Łukasz nie chce już dłużej słuchać mecenasa, dziękuje mu za gościnę i wybiega z mieszkania, by zdążyć na pociąg do domu. Na miejscu okazuje się, że ostatni pociąg właśnie uciekł mu sprzed nosa. W głowie miał cały czas opowieść Wilczka.
Idzie za głosem serca i udaje się do sądu, by przejrzeć akta sprawy. Przez chwilę nie chciał uwierzyć w to co zobaczył. Przeglądając akta, natrafił na stronę, w której w miejscu danych przewodniczącego składu orzekającego było wypisane imię Michała Wilczka. Wyciągnął aparat i zrobił zdjęcie aktom. Wrócił do mieszkania mecenasa. - ,,Okłamał mnie Pan!” – wykrzyczał ze wszystkich sił. - ,,Opowiedziałem Ci dwie historyjki, zrobisz z nimi co chcesz” – odpowiedział mu Wilczek. Łukasz pokazał mu zdjęcie zrobione aparatem.
- ,,Tak. To ja byłem przewodniczącym składu (…) chciałem o tym zapomnieć” – po dłuższej chwili Wilczek przyznał rację Łukaszowi i rozpoczął opowiadać trzecią, ostatnią historię, która miała miejsce 15 lat temu. O tym, że przydzielono mu sprawę Kutra dowiedział się w operze, od swojej koleżanki z pracy, sędzi Bożeny, z którą miał romans.
Podczas trwania rozprawy, której przewodniczył, zeznania składa matka Dominiki.
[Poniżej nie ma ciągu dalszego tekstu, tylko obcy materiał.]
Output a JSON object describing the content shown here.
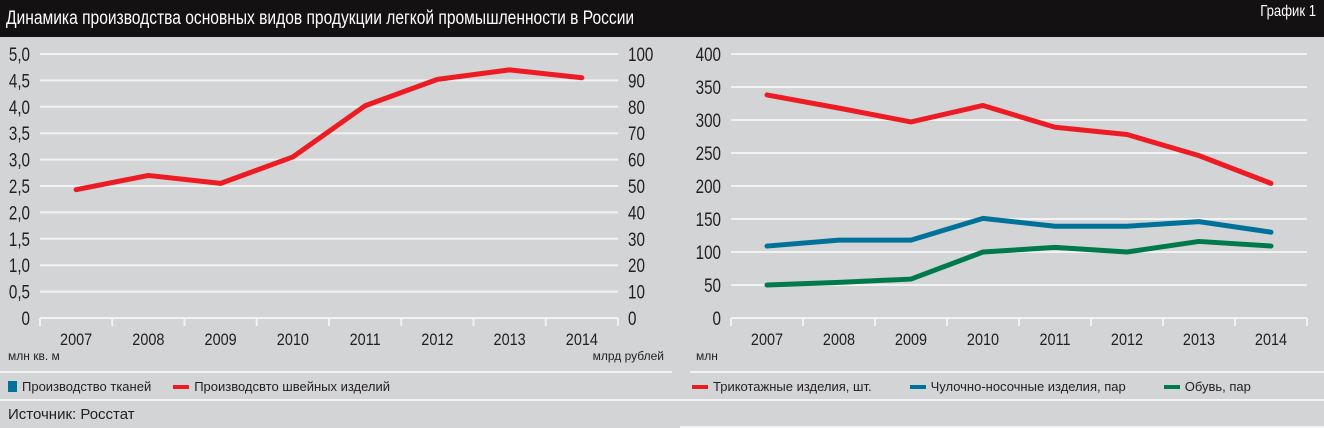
{
  "header": {
    "title": "Динамика производства основных видов продукции легкой промышленности в России",
    "figure_label": "График 1"
  },
  "source": "Источник: Росстат",
  "colors": {
    "red": "#ed1c24",
    "blue": "#00729a",
    "green": "#007a4d",
    "background": "#d3d4d6",
    "grid": "#f2f2f2",
    "titlebar": "#141113"
  },
  "chart_data": [
    {
      "type": "line",
      "categories": [
        "2007",
        "2008",
        "2009",
        "2010",
        "2011",
        "2012",
        "2013",
        "2014"
      ],
      "y_left": {
        "label": "млн кв. м",
        "range": [
          0,
          5
        ],
        "ticks": [
          "0",
          "0,5",
          "1,0",
          "1,5",
          "2,0",
          "2,5",
          "3,0",
          "3,5",
          "4,0",
          "4,5",
          "5,0"
        ]
      },
      "y_right": {
        "label": "млрд рублей",
        "range": [
          0,
          100
        ],
        "ticks": [
          "0",
          "10",
          "20",
          "30",
          "40",
          "50",
          "60",
          "70",
          "80",
          "90",
          "100"
        ]
      },
      "grid": true,
      "legend_placement": "bottom",
      "legend": [
        {
          "name": "Производство тканей",
          "color": "#00729a",
          "marker": "square"
        },
        {
          "name": "Производсвто швейных изделий",
          "color": "#ed1c24",
          "marker": "line"
        }
      ],
      "series": [
        {
          "name": "Производсвто швейных изделий",
          "axis": "right",
          "color": "#ed1c24",
          "values": [
            48.6,
            54,
            51,
            61,
            80.4,
            90.4,
            94,
            91
          ]
        }
      ]
    },
    {
      "type": "line",
      "categories": [
        "2007",
        "2008",
        "2009",
        "2010",
        "2011",
        "2012",
        "2013",
        "2014"
      ],
      "y_left": {
        "label": "млн",
        "range": [
          0,
          400
        ],
        "ticks": [
          "0",
          "50",
          "100",
          "150",
          "200",
          "250",
          "300",
          "350",
          "400"
        ]
      },
      "grid": true,
      "legend_placement": "bottom",
      "series": [
        {
          "name": "Трикотажные изделия, шт.",
          "color": "#ed1c24",
          "values": [
            338,
            318,
            297,
            322,
            289,
            278,
            246,
            204
          ]
        },
        {
          "name": "Чулочно-носочные изделия, пар",
          "color": "#00729a",
          "values": [
            109,
            118,
            118,
            151,
            139,
            139,
            146,
            130
          ]
        },
        {
          "name": "Обувь, пар",
          "color": "#007a4d",
          "values": [
            50,
            54,
            59,
            100,
            107,
            100,
            116,
            109
          ]
        }
      ]
    }
  ]
}
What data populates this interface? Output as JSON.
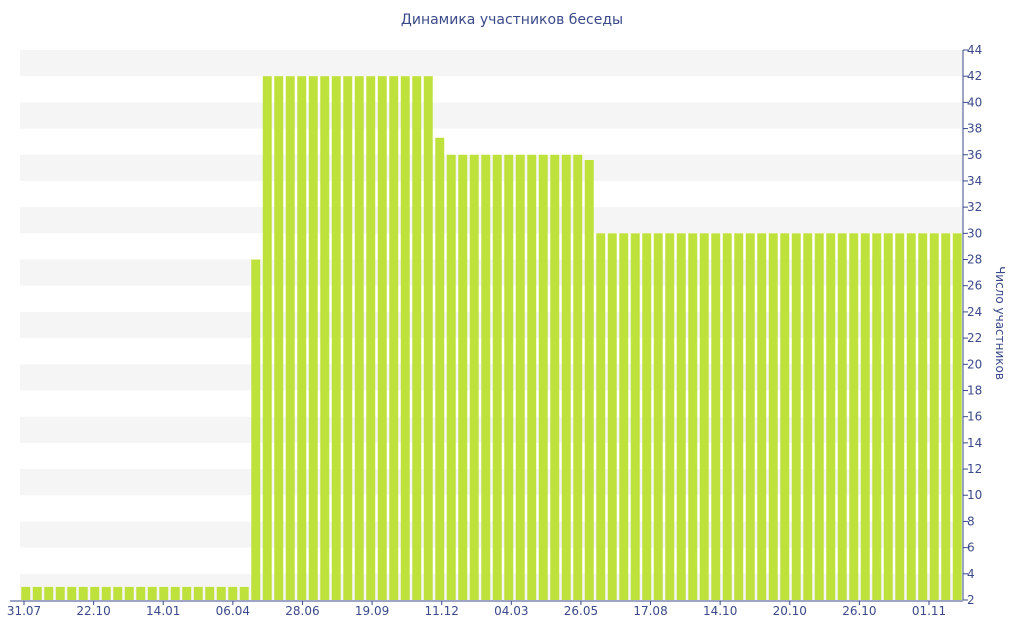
{
  "chart_data": {
    "type": "bar",
    "title": "Динамика участников беседы",
    "xlabel": "",
    "ylabel": "Число участников",
    "ylim": [
      2,
      44
    ],
    "y_ticks": [
      2,
      4,
      6,
      8,
      10,
      12,
      14,
      16,
      18,
      20,
      22,
      24,
      26,
      28,
      30,
      32,
      34,
      36,
      38,
      40,
      42,
      44
    ],
    "x_tick_labels": [
      "31.07",
      "22.10",
      "14.01",
      "06.04",
      "28.06",
      "19.09",
      "11.12",
      "04.03",
      "26.05",
      "17.08",
      "14.10",
      "20.10",
      "26.10",
      "01.11"
    ],
    "legend": "none",
    "grid": "horizontal bands",
    "bar_color": "#bfe13b",
    "values": [
      3,
      3,
      3,
      3,
      3,
      3,
      3,
      3,
      3,
      3,
      3,
      3,
      3,
      3,
      3,
      3,
      3,
      3,
      3,
      3,
      28,
      42,
      42,
      42,
      42,
      42,
      42,
      42,
      42,
      42,
      42,
      42,
      42,
      42,
      42,
      42,
      37.3,
      36,
      36,
      36,
      36,
      36,
      36,
      36,
      36,
      36,
      36,
      36,
      36,
      35.6,
      30,
      30,
      30,
      30,
      30,
      30,
      30,
      30,
      30,
      30,
      30,
      30,
      30,
      30,
      30,
      30,
      30,
      30,
      30,
      30,
      30,
      30,
      30,
      30,
      30,
      30,
      30,
      30,
      30,
      30,
      30,
      30
    ]
  }
}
Twierdziła, że wraz z Jerzym przyjechała do mieszkania Dominiki i razem odkryli jej ciało w wannie. Jednak Jerzy nie wydawał się być zaskoczony tym faktem, stwierdzając tylko, iż ,,Dominika nie żyje”. Krzyczała do niego, że jest mordercą, on jednak nie reagował. Jego zachowanie budziło wiele wątpliwości. Podczas jednej z przerw rozprawy, Wilczek pyta się protokolantki, czy uważa, że oskarżony jest winny. Ona jednak, wierzy Kutrowi, wierzy w jego niewinność. Jej zdanie podziela także jedna z ławniczek. Wilczek zaś pozostaje pod dużym wpływem swojej kochanki Bożeny, która od początku twierdzi, że nikt inny nie mógł zamordować Dominiki. Jednak nie wszystko na to wskazywało. Zbieżne opinie biegłych, zaginione zdjęcia i ich negatywy, klucze Kutra, których nigdy nie odnaleziono, rozbite okulary, których Dominika używała ponoć tylko do oglądania telewizji – wszystko to sprawiało, że przedmiotowa sprawa była niezwykle zawiła. Prokurator żądał dla oskarżonego 15 lat pozbawienia wolności, oskarżając go o zabójstwo oraz oszustwo. Mecenas Andrzej, który pełnił rolę oskarżyciela posiłkowego, oskarżył Jerzego o popełnienie podwójnego zabójstwa i zażądał wymierzenia mu najsurowszej kary. Obrońca, którym był mecenas Boś, odparł wszystkie zarzuty i wniósł o uniewinnienie Jerzego Kutra. Sędzia Wilczek, ze względu na zawiłość sprawy, postanowił odroczyć wydanie wyroku na okres trzech dni. Podczas narady, wszyscy byli jednomyślni, co do tego, iż Jerzy Kuter jest winny.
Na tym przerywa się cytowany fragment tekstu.